Натаниель поднялся, чтобы пойти и отыскать кусок веревки — повеситься, но тут к нему обратился голос, смелый, нежный и любящий:

— Натаниель, — сказал голос, самый приятный из всех, что ему доводилось слышать, — Натаниель, не отчаивайся. Мне становится очень грустно оттого, что ты так изводишь себя только потому, что у тебя не нашлось свечи. Это не я, Тьма, но Свет причинил тебе столько вреда. Он вечно такой хлопотун, кричащий на каждом углу о надежде, когда ее нет, лгун и надоеда. Чего, ради всего святого, ты достиг своим поклонением Свету? Надежды твои опали с тебя, как сломанные стропила с горящей крыши, над тобой насмехаются малые дети, слезы твои увлажняют твою бороду, и все потому, что ты поклоняешься не тому цвету.
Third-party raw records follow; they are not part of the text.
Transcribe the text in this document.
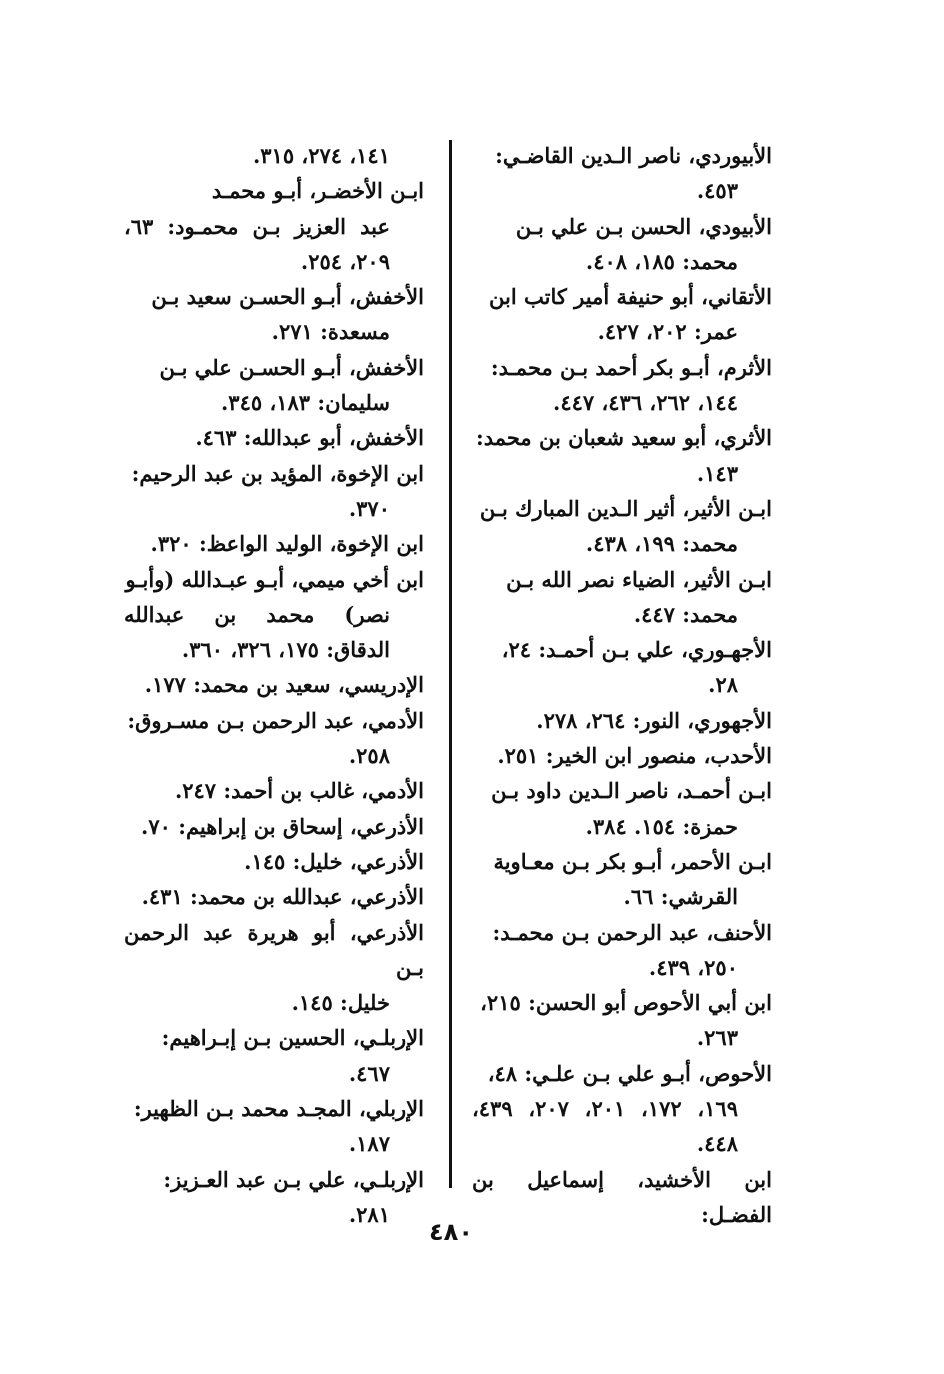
الأبيوردي، ناصر الـدين القاضـي:
٤٥٣.

الأبيودي، الحسن بـن علي بـن
محمد: ١٨٥، ٤٠٨.

الأتقاني، أبو حنيفة أمير كاتب ابن
عمر: ٢٠٢، ٤٢٧.

الأثرم، أبـو بكر أحمد بـن محمـد:
١٤٤، ٢٦٢، ٤٣٦، ٤٤٧.

الأثري، أبو سعيد شعبان بن محمد:
١٤٣.

ابـن الأثير، أثير الـدين المبارك بـن
محمد: ١٩٩، ٤٣٨.

ابـن الأثير، الضياء نصر الله بـن
محمد: ٤٤٧.

الأجهـوري، علي بـن أحمـد: ٢٤،
٢٨.

الأجهوري، النور: ٢٦٤، ٢٧٨.

الأحدب، منصور ابن الخير: ٢٥١.

ابـن أحمـد، ناصر الـدين داود بـن
حمزة: ١٥٤. ٣٨٤.

ابـن الأحمر، أبـو بكر بـن معـاوية
القرشي: ٦٦.

الأحنف، عبد الرحمن بـن محمـد:
٢٥٠، ٤٣٩.

ابن أبي الأحوص أبو الحسن: ٢١٥،
٢٦٣.

الأحوص، أبـو علي بـن علـي: ٤٨،
١٦٩، ١٧٢، ٢٠١، ٢٠٧، ٤٣٩، ٤٤٨.

ابن الأخشيد، إسماعيل بن الفضـل:

١٤١، ٢٧٤، ٣١٥.

ابـن الأخضـر، أبـو محمـد
عبد العزيز بـن محمـود: ٦٣، ٢٠٩، ٢٥٤.

الأخفش، أبـو الحسـن سعيد بـن
مسعدة: ٢٧١.

الأخفش، أبـو الحسـن علي بـن
سليمان: ١٨٣، ٣٤٥.

الأخفش، أبو عبدالله: ٤٦٣.

ابن الإخوة، المؤيد بن عبد الرحيم:
٣٧٠.

ابن الإخوة، الوليد الواعظ: ٣٢٠.

ابن أخي ميمي، أبـو عبـدالله (وأبـو
نصر) محمد بن عبدالله الدقاق: ١٧٥، ٣٢٦، ٣٦٠.

الإدريسي، سعيد بن محمد: ١٧٧.

الأدمي، عبد الرحمن بـن مسـروق:
٢٥٨.

الأدمي، غالب بن أحمد: ٢٤٧.

الأذرعي، إسحاق بن إبراهيم: ٧٠.

الأذرعي، خليل: ١٤٥.

الأذرعي، عبدالله بن محمد: ٤٣١.

الأذرعي، أبو هريرة عبد الرحمن بـن
خليل: ١٤٥.

الإربلـي، الحسين بـن إبـراهيم:
٤٦٧.

الإربلي، المجـد محمد بـن الظهير:
١٨٧.

الإربلـي، علي بـن عبد العـزيز:
٢٨١.

٤٨٠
На Натаниеля снизошел такой покой, какого он не ведал всю свою жизнь; он с любовью взглянул в кроткие глаза Тьмы.

— Тьма, — произнес он, — скажи, почему я всегда боялся тебя?

— Ты никогда не догадывался, как я люблю тебя, — ответила Тьма, — иначе мы давно стали бы друзьями, ибо, как ты знаешь сейчас, я в состоянии подарить тебе самые чудесные мысли, какие только посещают человека.

Натаниель опустил руку на стол и почувствовал в ней коробок со спичками и свечу, которые он положил туда, но совершенно про них забыл. Распахнув дверь, он выбросил все это в дождь.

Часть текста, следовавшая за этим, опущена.